On its 1HFY21 results, AmInvestment noted that the company registered a 1HFY21 net profit of RM150 million compared to a net loss of RM179 million y-o-y.

SP Setia’s y-o-y 1HFY21 revenue doubled, supported by an eight per cent rise in progress billings; and 3.1-folds surge in property sales which helped to offset the declines in construction and investment properties.

It also noted that SP Setia chalked up new sales of RM2.7 billion in 1HFY21 (compared with RM875 million in 1HFY20), attaining 71 per cent of its unchanged sales target of RM3.8 billion.

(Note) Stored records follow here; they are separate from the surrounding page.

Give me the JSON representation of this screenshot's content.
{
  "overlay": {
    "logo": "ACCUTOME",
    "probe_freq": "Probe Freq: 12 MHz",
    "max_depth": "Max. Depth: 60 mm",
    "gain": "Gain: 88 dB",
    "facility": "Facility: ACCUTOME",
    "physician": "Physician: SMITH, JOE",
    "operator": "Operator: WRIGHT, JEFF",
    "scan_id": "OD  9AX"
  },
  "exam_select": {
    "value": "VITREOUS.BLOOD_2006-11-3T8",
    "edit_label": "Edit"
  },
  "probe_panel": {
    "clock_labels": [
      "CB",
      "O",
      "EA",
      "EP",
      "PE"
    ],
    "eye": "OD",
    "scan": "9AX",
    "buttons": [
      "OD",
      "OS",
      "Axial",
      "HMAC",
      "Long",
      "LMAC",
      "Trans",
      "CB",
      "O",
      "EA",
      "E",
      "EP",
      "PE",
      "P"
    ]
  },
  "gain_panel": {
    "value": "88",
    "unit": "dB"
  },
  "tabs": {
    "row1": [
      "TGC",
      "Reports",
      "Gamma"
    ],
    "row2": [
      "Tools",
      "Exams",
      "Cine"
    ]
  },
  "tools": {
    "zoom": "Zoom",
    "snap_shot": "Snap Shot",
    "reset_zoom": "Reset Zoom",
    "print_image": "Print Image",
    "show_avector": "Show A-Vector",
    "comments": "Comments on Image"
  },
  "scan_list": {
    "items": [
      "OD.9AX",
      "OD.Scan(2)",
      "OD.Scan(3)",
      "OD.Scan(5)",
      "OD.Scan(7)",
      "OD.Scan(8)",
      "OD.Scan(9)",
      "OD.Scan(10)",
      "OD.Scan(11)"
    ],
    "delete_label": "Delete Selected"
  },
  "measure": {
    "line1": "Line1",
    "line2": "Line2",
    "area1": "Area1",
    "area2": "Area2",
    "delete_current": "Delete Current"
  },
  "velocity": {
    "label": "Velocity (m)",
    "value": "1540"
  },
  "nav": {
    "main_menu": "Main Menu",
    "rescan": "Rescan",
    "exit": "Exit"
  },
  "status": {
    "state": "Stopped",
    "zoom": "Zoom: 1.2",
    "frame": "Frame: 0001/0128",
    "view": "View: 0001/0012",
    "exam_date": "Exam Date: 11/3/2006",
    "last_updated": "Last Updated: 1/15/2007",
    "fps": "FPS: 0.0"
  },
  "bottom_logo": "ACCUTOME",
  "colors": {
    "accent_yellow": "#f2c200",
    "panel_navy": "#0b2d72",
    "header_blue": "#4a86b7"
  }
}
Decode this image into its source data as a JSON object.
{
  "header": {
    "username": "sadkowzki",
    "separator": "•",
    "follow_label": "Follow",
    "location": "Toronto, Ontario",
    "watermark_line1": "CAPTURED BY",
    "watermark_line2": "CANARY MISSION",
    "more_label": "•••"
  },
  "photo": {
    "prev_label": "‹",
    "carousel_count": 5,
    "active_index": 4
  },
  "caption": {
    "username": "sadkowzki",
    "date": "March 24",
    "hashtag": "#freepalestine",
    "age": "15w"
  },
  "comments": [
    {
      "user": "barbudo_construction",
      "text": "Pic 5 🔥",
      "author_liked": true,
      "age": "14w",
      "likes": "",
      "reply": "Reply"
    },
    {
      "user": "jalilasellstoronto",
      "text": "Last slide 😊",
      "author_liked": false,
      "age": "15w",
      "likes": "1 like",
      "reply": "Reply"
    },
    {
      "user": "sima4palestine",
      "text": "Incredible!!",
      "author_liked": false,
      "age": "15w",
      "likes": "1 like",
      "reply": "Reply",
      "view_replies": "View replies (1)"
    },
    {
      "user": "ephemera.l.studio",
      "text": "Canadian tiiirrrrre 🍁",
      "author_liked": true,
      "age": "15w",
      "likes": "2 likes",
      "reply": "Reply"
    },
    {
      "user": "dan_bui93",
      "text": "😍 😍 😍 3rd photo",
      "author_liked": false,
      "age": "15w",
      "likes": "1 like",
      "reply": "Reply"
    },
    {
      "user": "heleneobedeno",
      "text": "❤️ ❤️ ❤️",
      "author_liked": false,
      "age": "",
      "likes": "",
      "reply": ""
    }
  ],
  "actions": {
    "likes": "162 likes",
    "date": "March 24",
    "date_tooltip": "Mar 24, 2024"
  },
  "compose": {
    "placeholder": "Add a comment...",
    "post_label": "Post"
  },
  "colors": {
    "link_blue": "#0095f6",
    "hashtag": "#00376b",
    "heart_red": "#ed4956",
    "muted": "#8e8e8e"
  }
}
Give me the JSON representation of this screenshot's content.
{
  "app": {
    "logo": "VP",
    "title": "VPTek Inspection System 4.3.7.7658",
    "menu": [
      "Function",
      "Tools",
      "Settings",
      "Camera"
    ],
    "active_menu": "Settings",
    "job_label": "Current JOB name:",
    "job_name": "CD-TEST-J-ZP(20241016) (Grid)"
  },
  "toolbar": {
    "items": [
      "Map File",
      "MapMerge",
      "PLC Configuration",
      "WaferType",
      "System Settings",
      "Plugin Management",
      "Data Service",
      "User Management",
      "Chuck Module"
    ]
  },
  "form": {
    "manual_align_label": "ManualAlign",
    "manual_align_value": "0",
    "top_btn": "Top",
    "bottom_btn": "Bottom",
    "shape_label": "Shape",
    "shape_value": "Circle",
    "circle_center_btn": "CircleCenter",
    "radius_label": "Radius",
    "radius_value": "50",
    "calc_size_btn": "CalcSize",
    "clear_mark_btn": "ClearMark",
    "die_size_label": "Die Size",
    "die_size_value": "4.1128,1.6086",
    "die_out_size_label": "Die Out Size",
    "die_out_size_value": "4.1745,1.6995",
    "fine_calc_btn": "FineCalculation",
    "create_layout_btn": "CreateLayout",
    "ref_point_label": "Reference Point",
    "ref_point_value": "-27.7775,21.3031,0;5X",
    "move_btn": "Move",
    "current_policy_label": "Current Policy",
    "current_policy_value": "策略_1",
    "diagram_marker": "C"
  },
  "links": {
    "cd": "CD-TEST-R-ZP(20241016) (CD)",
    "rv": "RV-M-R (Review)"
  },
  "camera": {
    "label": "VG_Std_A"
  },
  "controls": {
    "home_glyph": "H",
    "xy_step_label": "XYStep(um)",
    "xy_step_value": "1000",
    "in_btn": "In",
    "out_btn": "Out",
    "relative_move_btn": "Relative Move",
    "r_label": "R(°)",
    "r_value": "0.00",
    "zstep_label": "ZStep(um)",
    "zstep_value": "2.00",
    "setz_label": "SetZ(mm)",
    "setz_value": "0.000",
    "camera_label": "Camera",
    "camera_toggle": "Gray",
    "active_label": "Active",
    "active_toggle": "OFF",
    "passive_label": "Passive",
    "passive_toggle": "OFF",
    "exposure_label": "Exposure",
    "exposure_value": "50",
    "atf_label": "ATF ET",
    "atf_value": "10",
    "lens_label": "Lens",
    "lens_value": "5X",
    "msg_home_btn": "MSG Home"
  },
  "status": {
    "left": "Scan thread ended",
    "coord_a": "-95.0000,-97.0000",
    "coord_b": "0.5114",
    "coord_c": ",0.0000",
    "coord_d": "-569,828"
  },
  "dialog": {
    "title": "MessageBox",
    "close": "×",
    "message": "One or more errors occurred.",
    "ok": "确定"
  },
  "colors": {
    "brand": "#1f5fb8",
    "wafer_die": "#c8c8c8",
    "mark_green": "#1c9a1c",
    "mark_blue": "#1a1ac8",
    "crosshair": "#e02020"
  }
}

“This impressive performance was driven by local projects which secured 76 per cent of 1HFY21 new sales. Klang Valley accounted for 60 per cent of local sales, in which townships located at Setia Alam and Bandar Kinrara contributed 25 per cent to central region sales while the remaining came from the southern region,” it said.

For international projects, which consisted of 24 per cent of 1HFY21 total group sales, the research team pointed out that Daintree Residence, Singapore was the main contributor.